Al llegar al portal de Martina, el móvil vibró.

Hugo: ¿Podemos hablar…? No te vayas a hacer la dramática como siempre.

El mensaje fue como una bofetada.

Clara se quedó congelada, con los ojos clavados en la pantalla. ¿Dramática? ¿Después de encontrarlo montado sobre otra en su cocina?

Apretó los dientes. Buscó su nombre en su lista de contactos. Sus dedos dudaron unos segundos.

Y entonces pulsó el botón de llamar.

El teléfono sonó una vez.

Dos.

Tres.

—¿Clara? —contestó él, con voz tensa.

—Ni se te ocurra llamarme dramática, pedazo de m****a —espetó ella, con la voz temblorosa por la rabia contenida.

Pero no pudo decir más.

En ese preciso instante, la puerta se abrió y, como si el universo le hubiera lanzado un salvavidas emocional, Martina apareció del otro lado, en chándal, con el cabello desordenado y cara de recién levantada.

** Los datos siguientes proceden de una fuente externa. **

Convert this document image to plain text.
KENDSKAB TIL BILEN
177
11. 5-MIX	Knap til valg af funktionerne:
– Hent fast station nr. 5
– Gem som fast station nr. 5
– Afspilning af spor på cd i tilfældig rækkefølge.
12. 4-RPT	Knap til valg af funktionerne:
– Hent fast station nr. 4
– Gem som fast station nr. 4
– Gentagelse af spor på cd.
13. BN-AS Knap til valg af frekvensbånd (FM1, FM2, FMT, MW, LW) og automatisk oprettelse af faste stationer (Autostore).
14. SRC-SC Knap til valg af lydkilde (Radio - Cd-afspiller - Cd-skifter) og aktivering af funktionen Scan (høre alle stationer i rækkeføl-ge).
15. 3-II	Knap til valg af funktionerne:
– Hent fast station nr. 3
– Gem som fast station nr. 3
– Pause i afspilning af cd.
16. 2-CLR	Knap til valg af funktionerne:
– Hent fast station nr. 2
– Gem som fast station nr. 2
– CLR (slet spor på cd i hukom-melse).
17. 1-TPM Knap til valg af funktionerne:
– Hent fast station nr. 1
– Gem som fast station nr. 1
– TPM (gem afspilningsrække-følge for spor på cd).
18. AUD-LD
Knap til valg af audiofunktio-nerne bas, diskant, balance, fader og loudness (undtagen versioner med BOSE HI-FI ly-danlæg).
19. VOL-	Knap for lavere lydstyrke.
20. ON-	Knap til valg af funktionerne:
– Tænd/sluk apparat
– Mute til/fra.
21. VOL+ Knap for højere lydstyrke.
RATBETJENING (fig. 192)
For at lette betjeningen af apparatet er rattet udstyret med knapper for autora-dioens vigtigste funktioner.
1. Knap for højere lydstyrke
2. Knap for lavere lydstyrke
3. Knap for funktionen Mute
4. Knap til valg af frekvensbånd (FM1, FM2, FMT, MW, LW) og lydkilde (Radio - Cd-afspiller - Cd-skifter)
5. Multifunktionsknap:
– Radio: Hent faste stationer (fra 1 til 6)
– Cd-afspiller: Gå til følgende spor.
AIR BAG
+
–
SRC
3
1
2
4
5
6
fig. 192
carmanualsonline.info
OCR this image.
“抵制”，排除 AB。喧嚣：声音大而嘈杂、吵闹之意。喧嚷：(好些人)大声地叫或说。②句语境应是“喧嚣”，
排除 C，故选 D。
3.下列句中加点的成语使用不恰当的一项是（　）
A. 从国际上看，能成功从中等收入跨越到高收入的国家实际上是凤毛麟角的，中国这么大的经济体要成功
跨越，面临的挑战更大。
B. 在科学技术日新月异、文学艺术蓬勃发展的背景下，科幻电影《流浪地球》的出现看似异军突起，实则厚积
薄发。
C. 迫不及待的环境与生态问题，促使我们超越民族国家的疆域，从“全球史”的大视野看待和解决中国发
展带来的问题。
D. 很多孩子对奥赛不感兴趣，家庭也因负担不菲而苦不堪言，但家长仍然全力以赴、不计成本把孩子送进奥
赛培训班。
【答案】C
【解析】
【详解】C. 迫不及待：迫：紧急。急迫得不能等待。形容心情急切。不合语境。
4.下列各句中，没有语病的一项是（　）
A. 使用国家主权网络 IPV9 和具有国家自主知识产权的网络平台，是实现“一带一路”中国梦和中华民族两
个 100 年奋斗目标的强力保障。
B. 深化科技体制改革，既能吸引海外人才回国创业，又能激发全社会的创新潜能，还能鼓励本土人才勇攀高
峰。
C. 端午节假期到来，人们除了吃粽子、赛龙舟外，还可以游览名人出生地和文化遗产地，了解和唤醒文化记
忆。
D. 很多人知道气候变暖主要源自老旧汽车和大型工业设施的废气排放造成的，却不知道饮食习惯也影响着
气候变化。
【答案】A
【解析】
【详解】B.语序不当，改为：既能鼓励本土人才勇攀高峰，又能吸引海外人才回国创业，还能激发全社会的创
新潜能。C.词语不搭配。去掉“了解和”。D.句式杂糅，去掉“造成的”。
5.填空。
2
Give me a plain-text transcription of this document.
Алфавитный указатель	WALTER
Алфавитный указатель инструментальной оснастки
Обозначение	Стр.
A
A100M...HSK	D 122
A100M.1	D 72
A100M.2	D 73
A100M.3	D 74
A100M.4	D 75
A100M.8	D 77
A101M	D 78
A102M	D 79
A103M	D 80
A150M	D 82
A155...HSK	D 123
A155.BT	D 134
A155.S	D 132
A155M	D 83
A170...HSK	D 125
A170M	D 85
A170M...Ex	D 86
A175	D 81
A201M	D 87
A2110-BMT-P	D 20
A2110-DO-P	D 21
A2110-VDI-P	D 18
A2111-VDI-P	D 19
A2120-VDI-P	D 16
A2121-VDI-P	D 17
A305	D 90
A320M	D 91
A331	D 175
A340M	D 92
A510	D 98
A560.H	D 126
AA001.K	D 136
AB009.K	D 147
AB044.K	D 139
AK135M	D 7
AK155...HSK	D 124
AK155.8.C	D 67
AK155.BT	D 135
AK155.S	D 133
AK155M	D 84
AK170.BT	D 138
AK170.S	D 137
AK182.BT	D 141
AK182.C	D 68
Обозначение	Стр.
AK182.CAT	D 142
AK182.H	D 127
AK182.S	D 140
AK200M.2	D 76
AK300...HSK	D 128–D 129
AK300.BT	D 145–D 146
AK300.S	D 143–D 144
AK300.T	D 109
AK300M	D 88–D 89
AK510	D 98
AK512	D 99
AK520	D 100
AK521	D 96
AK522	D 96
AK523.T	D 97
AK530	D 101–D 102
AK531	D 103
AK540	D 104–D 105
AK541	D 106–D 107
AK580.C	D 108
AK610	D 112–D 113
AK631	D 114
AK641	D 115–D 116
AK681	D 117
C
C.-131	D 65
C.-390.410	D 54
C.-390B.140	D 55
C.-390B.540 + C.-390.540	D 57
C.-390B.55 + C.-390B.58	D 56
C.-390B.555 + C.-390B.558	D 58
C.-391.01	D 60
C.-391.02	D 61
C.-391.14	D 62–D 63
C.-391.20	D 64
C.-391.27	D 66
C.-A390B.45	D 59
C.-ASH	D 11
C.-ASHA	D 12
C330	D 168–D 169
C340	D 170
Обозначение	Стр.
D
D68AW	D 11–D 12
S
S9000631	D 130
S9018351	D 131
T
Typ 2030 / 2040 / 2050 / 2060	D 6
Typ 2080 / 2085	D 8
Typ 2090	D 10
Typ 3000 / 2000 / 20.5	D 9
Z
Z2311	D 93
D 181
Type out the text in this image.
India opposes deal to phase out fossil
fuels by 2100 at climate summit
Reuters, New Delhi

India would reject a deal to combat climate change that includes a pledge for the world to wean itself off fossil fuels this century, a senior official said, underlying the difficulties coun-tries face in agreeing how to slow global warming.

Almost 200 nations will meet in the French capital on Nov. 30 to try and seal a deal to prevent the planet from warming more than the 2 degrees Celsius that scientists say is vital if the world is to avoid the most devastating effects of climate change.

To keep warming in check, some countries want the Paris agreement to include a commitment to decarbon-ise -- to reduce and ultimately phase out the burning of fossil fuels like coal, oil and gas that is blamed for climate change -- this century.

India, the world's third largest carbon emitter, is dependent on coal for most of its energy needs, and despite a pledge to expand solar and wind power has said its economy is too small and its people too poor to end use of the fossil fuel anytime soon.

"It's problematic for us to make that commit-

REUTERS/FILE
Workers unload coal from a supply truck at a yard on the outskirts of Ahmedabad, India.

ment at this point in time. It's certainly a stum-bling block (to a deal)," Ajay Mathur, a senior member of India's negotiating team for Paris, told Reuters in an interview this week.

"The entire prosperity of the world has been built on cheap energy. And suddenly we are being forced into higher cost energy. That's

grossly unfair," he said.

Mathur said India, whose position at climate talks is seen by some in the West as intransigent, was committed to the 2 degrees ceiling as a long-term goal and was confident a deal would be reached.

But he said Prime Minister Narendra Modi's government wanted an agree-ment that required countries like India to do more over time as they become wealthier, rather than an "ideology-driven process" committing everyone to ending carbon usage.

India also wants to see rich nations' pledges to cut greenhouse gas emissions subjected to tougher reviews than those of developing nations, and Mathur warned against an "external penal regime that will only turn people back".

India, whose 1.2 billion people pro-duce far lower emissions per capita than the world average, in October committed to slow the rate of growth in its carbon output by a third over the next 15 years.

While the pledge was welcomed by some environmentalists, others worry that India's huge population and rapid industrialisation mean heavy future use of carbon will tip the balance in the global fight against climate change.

Clara no dudó ni un segundo. Cortó la llamada sin despedirse, guardó el móvil a trompicones en el bolso y se lanzó a los brazos de su amiga, como si fuera lo único que le quedaba en el mundo.

—¡¿Qué ha pasado?! —preguntó Martina, rodeándola con los brazos, mientras Clara rompía a llorar de forma desconsolada, sin poder articular palabra.

Y así, hecha un mar de lágrimas, con el vestido manchado de chocolate y el corazón en ruinas, Clara supo que su vida se estaba cayendo a pedazos.